Washington's border geopolitical maneuvers have exacerbated the oil crisis. Following the U.S. and Israeli strikes in the Middle East last month, global commodity markets started to price in a supply chain shortage. When Qatar shut down much of its oil and LNG production in response to the conflict, baseline energy prices skyrocketed. Cuba is not only barred from buying oil, but the cost is high.
Illicit Trade Networks Strengthen
To survive this kind of financial weaponization, targeted nations typically rely on the "shadow fleet"—an aging network of largely uninsured tankers that use AIS spoofing (turning off location transponders)—to smuggle fuel in the open ocean. Contrary to what you might think, it's a little bit more illegal than using a VPN to watch UK Netflix. The shadow fleet isn't a fringe black market; recent data suggests 17 to 20% of global tanker capacity is avoiding Western jurisdiction (S&P Global). Many tankers are operated by shell companies based in the UAE, using ships tied to Russian state entities such as Sovcomflot and Iran's National Iranian Oil Company (NIOC).
Since U.S. authorities are actively hunting ghost ships, the cost to operate them is extremely high. Smugglers demand massive risk premiums to bypass the U.S. Coast Guard and Navy. Suppliers like Russia are logically pivoting their illicit oil output to wealthy buyers who can afford premiums, primarily in China and India. A bankrupt nation like Cuba, whose GDP per capita sits in the bottom 20 globally, cannot afford to outbid Asian superpowers (ECLAC). Some might point to the recent arrival of the Anatoly Kolodkin, a crude oil tanker flying under the Russian flag. This sanctioned Russian Aframax tanker docked in Matanzas with ~730,000 barrels of crude, as proof that Cuba can and is surviving (Washington Post). But this is a delusion. Cuba consumes nearly 100,000 barrels a day—a one-week bandaid on a severed artery won't cut it.
Why Should We Care?
Because in a globalized economy, the market hates vacuums. As 20% of the world's oil shipping is pushed into a shadow economy, we aren't just punishing adversaries but incentivizing permanent, black-market trade. The current administration has proven it is unafraid to financially pressure any state perceived as a threat to U.S. dominance, but the strategy carries a price.

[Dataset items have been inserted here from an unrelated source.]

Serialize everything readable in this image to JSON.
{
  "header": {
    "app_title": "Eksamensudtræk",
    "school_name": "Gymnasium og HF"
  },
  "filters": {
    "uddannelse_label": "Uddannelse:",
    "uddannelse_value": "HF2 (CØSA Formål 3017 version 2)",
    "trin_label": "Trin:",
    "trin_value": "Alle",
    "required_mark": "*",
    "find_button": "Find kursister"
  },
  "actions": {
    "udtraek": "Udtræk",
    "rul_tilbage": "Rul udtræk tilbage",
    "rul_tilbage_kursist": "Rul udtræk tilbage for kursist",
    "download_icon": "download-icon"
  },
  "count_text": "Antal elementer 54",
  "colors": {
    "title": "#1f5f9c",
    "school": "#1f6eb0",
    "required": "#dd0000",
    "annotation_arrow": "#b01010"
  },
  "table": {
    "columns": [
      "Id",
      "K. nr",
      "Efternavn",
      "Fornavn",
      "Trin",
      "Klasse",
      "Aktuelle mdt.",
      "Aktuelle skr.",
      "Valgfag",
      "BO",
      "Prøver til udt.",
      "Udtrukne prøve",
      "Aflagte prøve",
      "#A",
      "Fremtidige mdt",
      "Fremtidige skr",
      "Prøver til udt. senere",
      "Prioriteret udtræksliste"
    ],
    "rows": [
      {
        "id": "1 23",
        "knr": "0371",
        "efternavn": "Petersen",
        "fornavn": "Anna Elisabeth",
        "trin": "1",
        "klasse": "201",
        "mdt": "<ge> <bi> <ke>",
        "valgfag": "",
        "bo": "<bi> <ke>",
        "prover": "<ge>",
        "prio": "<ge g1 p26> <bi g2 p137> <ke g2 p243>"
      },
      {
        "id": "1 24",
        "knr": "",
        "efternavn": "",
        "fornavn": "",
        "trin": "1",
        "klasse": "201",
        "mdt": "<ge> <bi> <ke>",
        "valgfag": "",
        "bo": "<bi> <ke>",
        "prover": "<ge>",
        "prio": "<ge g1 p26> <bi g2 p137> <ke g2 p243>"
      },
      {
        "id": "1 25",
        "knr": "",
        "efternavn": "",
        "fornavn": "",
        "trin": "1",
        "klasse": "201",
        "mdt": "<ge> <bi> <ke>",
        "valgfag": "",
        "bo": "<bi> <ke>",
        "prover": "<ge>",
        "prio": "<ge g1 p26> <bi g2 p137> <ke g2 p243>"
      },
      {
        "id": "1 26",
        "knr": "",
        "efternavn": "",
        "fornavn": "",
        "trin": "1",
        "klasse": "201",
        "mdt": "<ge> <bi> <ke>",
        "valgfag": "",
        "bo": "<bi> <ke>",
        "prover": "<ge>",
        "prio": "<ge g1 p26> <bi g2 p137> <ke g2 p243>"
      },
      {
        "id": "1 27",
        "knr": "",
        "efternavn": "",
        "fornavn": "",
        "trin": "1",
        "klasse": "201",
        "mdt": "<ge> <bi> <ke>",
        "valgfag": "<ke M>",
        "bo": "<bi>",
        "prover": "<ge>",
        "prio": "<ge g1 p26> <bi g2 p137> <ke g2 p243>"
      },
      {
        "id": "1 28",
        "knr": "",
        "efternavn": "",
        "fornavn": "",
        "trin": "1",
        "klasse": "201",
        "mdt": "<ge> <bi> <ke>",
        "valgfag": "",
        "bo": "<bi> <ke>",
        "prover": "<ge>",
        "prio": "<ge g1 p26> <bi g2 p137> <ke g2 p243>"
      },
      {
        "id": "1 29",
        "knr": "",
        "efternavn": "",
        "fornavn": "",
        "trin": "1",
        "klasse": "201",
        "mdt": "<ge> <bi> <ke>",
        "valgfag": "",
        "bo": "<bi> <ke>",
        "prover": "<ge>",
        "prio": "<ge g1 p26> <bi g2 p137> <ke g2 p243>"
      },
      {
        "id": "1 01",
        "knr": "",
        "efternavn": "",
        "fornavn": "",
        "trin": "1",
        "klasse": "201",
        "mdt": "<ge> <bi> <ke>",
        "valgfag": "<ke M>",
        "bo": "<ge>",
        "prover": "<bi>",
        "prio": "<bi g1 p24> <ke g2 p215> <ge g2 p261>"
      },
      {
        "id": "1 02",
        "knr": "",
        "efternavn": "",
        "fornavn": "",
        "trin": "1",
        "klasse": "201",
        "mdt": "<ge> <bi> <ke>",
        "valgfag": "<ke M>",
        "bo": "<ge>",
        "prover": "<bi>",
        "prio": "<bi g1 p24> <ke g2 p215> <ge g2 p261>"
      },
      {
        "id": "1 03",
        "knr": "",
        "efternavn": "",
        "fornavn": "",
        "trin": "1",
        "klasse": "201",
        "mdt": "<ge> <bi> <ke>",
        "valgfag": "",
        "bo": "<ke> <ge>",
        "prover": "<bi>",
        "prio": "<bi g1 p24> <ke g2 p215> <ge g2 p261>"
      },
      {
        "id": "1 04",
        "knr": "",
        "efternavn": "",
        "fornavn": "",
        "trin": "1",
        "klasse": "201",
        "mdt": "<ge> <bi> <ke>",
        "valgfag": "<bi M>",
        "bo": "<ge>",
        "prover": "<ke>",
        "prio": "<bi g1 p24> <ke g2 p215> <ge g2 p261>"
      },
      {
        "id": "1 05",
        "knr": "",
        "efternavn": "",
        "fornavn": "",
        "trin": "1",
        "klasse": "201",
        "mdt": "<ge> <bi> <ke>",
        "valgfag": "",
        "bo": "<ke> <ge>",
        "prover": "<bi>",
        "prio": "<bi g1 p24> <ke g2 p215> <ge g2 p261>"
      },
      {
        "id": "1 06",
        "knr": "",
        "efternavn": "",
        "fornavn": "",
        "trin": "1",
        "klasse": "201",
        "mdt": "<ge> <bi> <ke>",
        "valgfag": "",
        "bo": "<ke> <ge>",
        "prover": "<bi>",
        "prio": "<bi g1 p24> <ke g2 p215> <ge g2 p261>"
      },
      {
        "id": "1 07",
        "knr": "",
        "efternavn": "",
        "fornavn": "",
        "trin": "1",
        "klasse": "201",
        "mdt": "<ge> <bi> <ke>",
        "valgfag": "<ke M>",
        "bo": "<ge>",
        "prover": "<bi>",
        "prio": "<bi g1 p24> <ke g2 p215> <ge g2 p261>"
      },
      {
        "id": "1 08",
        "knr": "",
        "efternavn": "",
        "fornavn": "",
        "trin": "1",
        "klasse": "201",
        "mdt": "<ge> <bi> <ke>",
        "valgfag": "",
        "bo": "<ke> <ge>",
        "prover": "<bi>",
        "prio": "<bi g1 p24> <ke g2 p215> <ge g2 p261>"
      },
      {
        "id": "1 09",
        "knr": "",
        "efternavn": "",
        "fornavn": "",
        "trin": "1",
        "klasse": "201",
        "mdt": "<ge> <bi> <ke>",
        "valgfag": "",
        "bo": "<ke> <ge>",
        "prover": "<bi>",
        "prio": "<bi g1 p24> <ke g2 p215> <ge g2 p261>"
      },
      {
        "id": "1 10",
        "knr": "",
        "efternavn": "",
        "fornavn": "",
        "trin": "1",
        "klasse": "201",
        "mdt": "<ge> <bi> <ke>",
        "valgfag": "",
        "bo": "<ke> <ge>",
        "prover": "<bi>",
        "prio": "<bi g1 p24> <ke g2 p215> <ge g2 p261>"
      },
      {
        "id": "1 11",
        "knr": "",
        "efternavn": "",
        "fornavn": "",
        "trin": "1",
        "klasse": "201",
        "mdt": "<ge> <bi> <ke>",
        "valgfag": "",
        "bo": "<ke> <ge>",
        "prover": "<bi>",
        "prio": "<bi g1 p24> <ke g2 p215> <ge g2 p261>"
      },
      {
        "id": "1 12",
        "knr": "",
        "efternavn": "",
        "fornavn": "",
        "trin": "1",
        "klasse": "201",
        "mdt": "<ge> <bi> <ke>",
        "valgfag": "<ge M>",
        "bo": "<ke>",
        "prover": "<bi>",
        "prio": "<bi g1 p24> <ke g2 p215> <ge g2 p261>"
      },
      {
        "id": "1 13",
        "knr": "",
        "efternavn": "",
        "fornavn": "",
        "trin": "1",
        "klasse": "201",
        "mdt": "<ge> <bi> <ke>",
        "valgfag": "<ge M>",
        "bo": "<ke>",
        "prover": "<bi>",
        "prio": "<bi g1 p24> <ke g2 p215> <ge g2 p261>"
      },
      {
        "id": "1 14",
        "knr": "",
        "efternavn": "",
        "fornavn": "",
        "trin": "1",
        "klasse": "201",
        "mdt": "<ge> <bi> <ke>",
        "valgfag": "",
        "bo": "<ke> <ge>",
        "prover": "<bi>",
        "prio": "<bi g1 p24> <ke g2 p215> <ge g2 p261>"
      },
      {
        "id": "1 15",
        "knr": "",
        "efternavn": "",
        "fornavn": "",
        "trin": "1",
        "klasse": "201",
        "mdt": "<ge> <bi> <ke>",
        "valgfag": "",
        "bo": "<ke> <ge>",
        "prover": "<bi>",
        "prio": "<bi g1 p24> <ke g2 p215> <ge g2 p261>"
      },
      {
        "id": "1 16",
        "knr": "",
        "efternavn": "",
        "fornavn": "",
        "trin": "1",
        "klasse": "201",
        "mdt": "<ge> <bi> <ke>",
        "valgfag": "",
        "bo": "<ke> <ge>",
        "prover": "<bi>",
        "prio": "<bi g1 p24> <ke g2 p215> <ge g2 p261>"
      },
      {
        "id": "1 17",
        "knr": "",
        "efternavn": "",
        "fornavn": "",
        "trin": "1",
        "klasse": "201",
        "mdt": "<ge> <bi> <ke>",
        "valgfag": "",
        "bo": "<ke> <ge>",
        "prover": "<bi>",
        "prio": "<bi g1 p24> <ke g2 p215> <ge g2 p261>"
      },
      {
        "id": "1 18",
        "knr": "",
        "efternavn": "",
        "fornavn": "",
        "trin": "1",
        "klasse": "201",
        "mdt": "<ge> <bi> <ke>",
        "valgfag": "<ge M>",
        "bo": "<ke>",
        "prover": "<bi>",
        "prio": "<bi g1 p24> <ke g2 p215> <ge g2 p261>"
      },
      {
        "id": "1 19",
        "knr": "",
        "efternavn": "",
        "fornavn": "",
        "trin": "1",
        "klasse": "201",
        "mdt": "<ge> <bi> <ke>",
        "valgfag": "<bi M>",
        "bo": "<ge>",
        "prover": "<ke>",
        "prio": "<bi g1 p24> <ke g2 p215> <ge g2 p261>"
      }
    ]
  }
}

The immediate reality is a double-blow to our own economic interests. American producers are being underpriced in the global East by discounted illicit crude, while our domestic shipping industry is losing jurisdiction. Even with U.S. exports at record highs today—driven largely by the closure of the Strait of Hormuz—this is a brittle victory. The structural damage to the transparency of global trade will compound once the Middle East conflict ends, leaving the world with a fractured supply chain. We may be winning the battle for volume today, but we are losing the war for a stable, Western-led market tomorrow.
We are plunging 10 million people into darkness today by forcing a fifth of the world's energy into a shadow market. It is American producers and consumers who will be stuck with the long-term bill for the fractured global economy.